Distort

The Distort transformation lets you distort an image by specifying a set of control points in the input image and where they are mapped to in the output image. The input image is stretched as though on a rubber sheet to move the control points to their new locations.

Control Points

Control points are displayed as an overlay on the input image. Each control point has two locations -- the first is displayed as a small circle and identifies a point in the input image. The second location specifies where you want the first location to end up in the output image. Leaving the two locations the same indicates that you do not want that part of the input image to move.

Initially, there are four control points -- one in each corner of the input image. These control points serve to lock down the corners of the image, but you can remove or adjust them if you wish.

To create a new control point, shift-click on the input image. This creates a control point both of whose locations are the same. To set the output image location of a control point, drag the control point -- this extends an arrow from the input image location to the output image location with the arrowhead at the output image location. If the output location is the same as the input location, only a small circle is displayed.

To modify a control point location, drag one end of the arrow or the other.

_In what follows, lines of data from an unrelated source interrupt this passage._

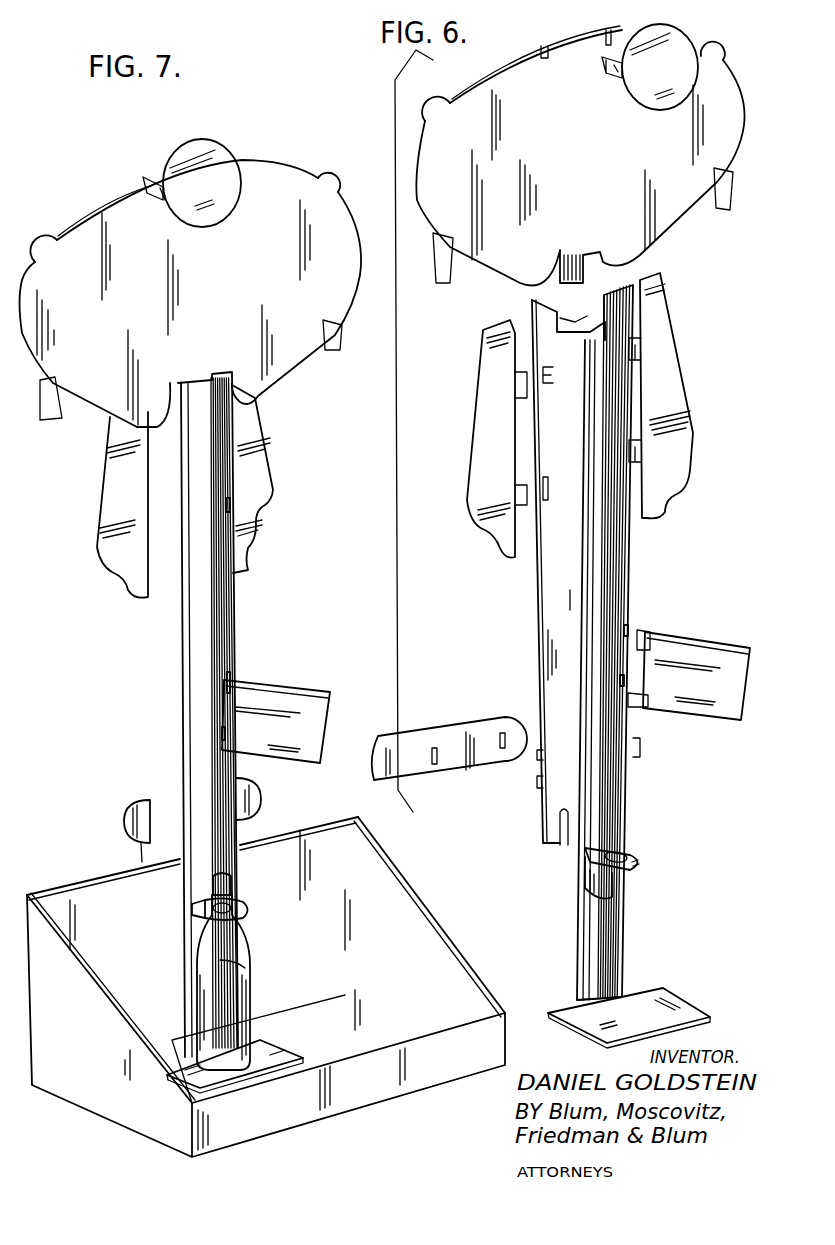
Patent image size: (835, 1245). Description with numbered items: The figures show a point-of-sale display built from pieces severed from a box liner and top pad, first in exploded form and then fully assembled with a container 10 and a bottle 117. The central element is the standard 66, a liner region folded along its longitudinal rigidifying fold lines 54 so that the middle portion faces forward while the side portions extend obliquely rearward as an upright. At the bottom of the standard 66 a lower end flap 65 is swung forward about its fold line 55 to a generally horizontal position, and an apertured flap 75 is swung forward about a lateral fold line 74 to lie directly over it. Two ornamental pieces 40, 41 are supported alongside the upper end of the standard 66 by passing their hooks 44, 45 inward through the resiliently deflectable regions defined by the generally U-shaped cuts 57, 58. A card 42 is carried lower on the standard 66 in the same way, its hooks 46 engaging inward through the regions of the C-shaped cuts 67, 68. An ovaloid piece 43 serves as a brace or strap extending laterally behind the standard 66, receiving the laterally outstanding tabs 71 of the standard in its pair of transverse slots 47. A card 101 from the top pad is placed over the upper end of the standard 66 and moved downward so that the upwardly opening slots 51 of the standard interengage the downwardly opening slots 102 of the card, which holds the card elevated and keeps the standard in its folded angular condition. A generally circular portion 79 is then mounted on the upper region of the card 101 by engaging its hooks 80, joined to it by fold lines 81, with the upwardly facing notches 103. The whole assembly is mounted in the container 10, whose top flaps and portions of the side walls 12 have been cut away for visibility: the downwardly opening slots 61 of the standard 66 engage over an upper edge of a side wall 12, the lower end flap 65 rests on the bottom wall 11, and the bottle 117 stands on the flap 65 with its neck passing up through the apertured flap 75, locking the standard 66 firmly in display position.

In FIG. 7, the container 10 is at (403, 1108).
In FIG. 7, the bottom wall 11 is at (387, 1033).
In FIG. 7, the side walls 12 is at (288, 850).
In FIG. 7, the piece 40 is at (257, 472).
In FIG. 6, the piece 40 is at (685, 395).
In FIG. 7, the piece 41 is at (108, 490).
In FIG. 6, the piece 41 is at (484, 447).
In FIG. 7, the card 42 is at (290, 695).
In FIG. 6, the card 42 is at (720, 653).
In FIG. 7, the piece 43 is at (125, 828).
In FIG. 6, the piece 43 is at (455, 738).
In FIG. 6, the hooks 44 is at (640, 352).
In FIG. 6, the hooks 45 is at (520, 385).
In FIG. 6, the hooks 46 is at (648, 645).
In FIG. 6, the slots 47 is at (434, 766).
In FIG. 6, the slots 51 is at (604, 324).
In FIG. 6, the fold lines 54 is at (600, 548).
In FIG. 6, the fold line 55 is at (606, 1005).
In FIG. 6, the U-shaped cut 57 is at (618, 345).
In FIG. 7, the U-shaped cut 58 is at (228, 505).
In FIG. 6, the U-shaped cut 58 is at (550, 482).
In FIG. 6, the slots 61 is at (557, 825).
In FIG. 7, the flap 65 is at (292, 1062).
In FIG. 6, the flap 65 is at (677, 1010).
In FIG. 7, the standard 66 is at (147, 627).
In FIG. 6, the standard 66 is at (551, 563).
In FIG. 7, the C-shaped cut 67 is at (227, 677).
In FIG. 6, the C-shaped cut 67 is at (624, 630).
In FIG. 7, the C-shaped cut 68 is at (222, 732).
In FIG. 6, the C-shaped cut 68 is at (620, 681).
In FIG. 7, the tab 71 is at (235, 798).
In FIG. 6, the tab 71 is at (540, 767).
In FIG. 7, the fold line 74 is at (194, 905).
In FIG. 6, the fold line 74 is at (602, 847).
In FIG. 7, the flap 75 is at (242, 906).
In FIG. 6, the flap 75 is at (645, 861).
In FIG. 7, the circular portion 79 is at (222, 157).
In FIG. 6, the circular portion 79 is at (670, 35).
In FIG. 7, the hooks 80 is at (157, 200).
In FIG. 6, the hooks 80 is at (601, 70).
In FIG. 7, the fold lines 81 is at (165, 210).
In FIG. 6, the fold lines 81 is at (620, 76).
In FIG. 7, the card 101 is at (278, 236).
In FIG. 6, the card 101 is at (545, 126).
In FIG. 6, the slots 102 is at (566, 246).
In FIG. 6, the notches 103 is at (608, 36).
In FIG. 7, the bottle 117 is at (243, 997).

To remove a control point, ctrl-click on it. You cannot remove the last control point. If there is only one control point, the output image is simply a shifted version of the input image.

Method

Given a set of control points, there are many different ways to distort the image while still aligning the output locations with the input locations. The Distort transformation supports several methods which each produce different results. Except for the Shepard method, all the others distort the image using a technique called radial basis functions. Each method uses a different basis function and thus produces a different result. The Sinc method produces wilder results than the others and is provided for experimental purposes.

Shepard

Hardy

Thin Plate

Gaussian

Sinc

Inverse Multiquadratic

If you select the Hardy, Inverse Multiquadratic, Gaussian or Sinc methods, an R slider is displayed, providing you with an additional parameter that alters the distortion, generally making the effects more or less local.

Tips

While distortions of faces, bodies or architectural scenes are usually very obvious, landscapes can often be distorted significantly without looking unnatural, particularly if the horizon line is not visible.